Staying Optimistic (COVID-19/USWNT Edition)

I was with 26,499 other people to watch the US Women’s National Soccer Team last night. There were extra announcements to be aware of the current health risks. There were hand sanitizing stations everywhere. And, there were a lot of people, families, and workers enjoying a March evening match.

There are headlines. There are real concerns. There is real fear. And there is real life. We live in a perpetual balance of each. We weight them differently in our minds at different times. In another year it would have just been the flu. This year it’s the flu and COVID-19. This year, for now, the world is still moving forward.

Risk and fear combine for the most powerful kind of human stories. COVID-19 is a real risk and deserves our attention and cautions. However, we can’t lose our sense of optimism about tomorrow either. All progress comes from “what next” not “it’s all going to end.”

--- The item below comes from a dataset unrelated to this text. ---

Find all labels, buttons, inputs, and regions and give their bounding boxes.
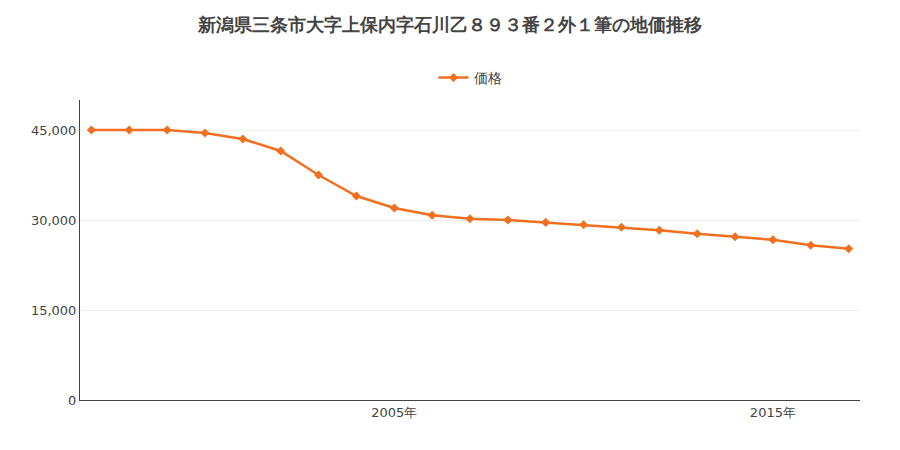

Whether it’s with soccer matches or financial markets, if our focus gets stuck on “it’s all going to end” we’re naively extending our problems, not ending them. It’s a particularly scary and uncertain feeling time to be an optimist in early 2020, and that means it’s also a particularly important time.

The Women’s Team won the game on a near last-minute header from Julie Ertz. 87 minutes of hard-fought soccer until one goal finally went in. The stadium erupted in celebration. They were optimists, playing hard right up through the end of the game. Their sights now shift to the next game. There’s something to take note of here. History is on our side.